Business in the real world Flashcards
(45 cards)
What are the 6 reasons for starting a business?
- To produce a good
- To provide a service
- To distribute products
- To benefit society
- To fill a gap in the market
- To fulfil a business opportunity
What is a ‘good’?
Goods are tangible items that can be used and stored. Businesses make goods and sell them to customers, who then own them. This includes computers, food and clothes.
What is a ‘service’?
Services are intangible actions that cannot be stored. Businesses provide services to customers, who have access to them for a period of time. Examples include hairdressing, train journeys and internet access.
What is the difference between a want and a need?
Wants are things that people would like to have but can survive without.
Needs are things required in order to survive.
What four factors of production does a business need?

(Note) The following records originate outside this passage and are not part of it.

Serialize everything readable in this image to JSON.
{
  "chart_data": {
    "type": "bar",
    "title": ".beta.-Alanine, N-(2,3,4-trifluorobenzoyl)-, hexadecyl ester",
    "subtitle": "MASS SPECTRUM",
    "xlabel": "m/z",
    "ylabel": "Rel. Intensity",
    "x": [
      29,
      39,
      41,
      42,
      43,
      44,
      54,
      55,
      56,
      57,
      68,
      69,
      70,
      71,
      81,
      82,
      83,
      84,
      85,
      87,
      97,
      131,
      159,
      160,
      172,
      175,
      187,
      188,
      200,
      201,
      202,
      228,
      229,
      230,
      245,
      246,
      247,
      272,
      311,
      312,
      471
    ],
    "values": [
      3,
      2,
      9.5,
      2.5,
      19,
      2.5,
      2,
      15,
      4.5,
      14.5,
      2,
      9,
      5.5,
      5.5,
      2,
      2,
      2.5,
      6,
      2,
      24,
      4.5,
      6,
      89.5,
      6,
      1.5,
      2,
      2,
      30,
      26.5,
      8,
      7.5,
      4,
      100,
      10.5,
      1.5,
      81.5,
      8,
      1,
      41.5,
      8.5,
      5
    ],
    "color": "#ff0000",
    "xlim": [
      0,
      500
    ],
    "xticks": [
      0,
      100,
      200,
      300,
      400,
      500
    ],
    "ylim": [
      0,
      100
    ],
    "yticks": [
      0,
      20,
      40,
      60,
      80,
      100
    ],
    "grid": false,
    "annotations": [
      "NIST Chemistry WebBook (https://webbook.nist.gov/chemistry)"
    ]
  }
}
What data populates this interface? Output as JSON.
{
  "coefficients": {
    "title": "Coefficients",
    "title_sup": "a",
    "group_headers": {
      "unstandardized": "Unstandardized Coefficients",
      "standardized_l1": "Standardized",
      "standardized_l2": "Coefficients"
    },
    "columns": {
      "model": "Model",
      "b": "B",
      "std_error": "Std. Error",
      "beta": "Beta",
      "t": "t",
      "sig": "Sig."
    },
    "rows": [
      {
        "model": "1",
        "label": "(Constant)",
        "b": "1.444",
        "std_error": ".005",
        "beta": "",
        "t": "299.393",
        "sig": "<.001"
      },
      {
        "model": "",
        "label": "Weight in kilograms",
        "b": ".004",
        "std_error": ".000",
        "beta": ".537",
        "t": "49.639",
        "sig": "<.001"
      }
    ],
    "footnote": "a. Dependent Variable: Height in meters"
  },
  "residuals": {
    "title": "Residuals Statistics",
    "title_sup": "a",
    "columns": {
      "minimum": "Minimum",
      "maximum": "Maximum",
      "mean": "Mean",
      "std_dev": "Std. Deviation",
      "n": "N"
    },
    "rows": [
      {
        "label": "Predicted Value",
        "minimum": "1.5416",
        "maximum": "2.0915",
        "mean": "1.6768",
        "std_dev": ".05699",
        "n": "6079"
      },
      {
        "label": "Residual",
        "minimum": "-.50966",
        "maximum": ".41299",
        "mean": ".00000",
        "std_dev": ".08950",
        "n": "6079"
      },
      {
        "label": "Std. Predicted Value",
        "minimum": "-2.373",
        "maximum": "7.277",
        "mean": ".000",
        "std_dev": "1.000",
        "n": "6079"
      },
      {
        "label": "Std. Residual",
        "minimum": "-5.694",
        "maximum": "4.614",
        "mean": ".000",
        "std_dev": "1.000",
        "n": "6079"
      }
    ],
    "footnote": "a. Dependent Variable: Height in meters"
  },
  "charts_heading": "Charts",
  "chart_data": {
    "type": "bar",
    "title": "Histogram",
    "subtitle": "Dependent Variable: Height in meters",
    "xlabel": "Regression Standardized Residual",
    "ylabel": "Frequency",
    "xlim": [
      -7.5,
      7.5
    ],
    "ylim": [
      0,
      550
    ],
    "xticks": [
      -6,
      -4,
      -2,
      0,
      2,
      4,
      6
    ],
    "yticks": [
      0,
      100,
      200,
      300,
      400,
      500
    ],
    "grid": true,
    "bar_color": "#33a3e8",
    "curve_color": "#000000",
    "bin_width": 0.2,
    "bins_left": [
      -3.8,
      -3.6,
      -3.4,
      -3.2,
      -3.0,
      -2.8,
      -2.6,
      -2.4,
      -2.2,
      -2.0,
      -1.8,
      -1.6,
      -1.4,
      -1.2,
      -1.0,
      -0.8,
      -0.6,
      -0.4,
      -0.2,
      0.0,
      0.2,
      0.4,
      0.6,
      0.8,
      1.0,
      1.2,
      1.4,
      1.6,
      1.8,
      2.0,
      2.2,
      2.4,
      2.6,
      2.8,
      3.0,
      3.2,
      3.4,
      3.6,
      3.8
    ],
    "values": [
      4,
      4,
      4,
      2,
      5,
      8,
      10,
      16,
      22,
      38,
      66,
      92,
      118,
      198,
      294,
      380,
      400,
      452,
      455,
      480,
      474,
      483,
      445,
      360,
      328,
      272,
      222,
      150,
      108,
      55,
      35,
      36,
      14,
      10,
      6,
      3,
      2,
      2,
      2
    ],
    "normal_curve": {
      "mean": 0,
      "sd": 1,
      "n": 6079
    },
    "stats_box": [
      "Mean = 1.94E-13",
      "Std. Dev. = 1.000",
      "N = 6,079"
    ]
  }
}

Land - This includes the physical land where the business is located and also the natural resources that a business might need.
Labour - This includes the staff needed by the business and the skills and qualifications they have.
Capital - This is the machinery and equipment needed by the business.
Enterprise - This is the entrepreneur who takes a risk and creates the business.
What is opportunity cost?
An opportunity cost is something that is given up in order to do something else.
What is the primary sector?
The primary sector is made up of businesses that produce or extract raw materials.
What is the secondary sector?
Makes or manufactures goods.
What is the tertiary sector?
This sector provides services.
What are the four Business Functions?
- Marketing
- Operations
- Human Resources
- Finance
What four characteristics do entrepreneurs need?
- Hardworking
- Organised
- Innovative
- Willing to take a risk
Why may an entrepreneur want to run their own business?
- To be their own boss and have the independence and freedom to make their own decisions
- To have more flexibility with their working hours
- To follow an interest or hobby such as opening a book shop or a football memorabilia website
- To increase their income and improve their quality of life
- To fill a gap in the market
- To escape a job they are unhappy with
- To fulfil an ethical or social goal
What are financial objectives?
Financial objectives link to money, such as making profit, a certain amount of sales or business survival.
What are non-financial objectives?
Non-financial objectives link to things other than money, such as personal satisfaction, challenge or independence.
What changes could occur in the business enviroment?
- Technological change
- Economic change
- Legal change
- Environmental expectations
What is a sole trader?
A sole trader is a business that is owned and run by one person. There is only one owner, but they may have employees who work for them.
What are features of a sole trader?
Sole traders have unlimited liability and the owner is personally responsible for the debts of the business. A sole trader pays income tax on their earnings.
What are advantages of a sole trader?
- Quick and easy to set up
- Make own decisions
- Keep the profits for yourself
What are disadvantages of a sole trader?
- Risk of unlimited liability
- Works for long hours
- High levels of responsibility
What is a partnership?
A partnership is a type of business that has between 2 and 20 owners. They decide to set up and run a business between them.
What is a ‘deed of partnership’?
In a partnership, the owners agree a set of rules. These are outlined in a document called a deed of partnership.
e.g. What percentage of profits are allocated to each person / role.
What are some advantages of a partnership?
- It is usually quick and easy to set up.
- There is shared decision-making by the owners.
- There is shared responsibility for debt by the owners.
- Partners bring more skills and ideas.
- There is more capital available to invest.
What are some disadvantages of a partnership?
- It can involve long work hours
- Profits have to be shared between the partners
- Conflict amongst owners can occur
- There is the risk of unlimited liability
- One partner may let the others down by not upholding their responsibilities in the business
What is a private limited company?
A private limited company has limited liability.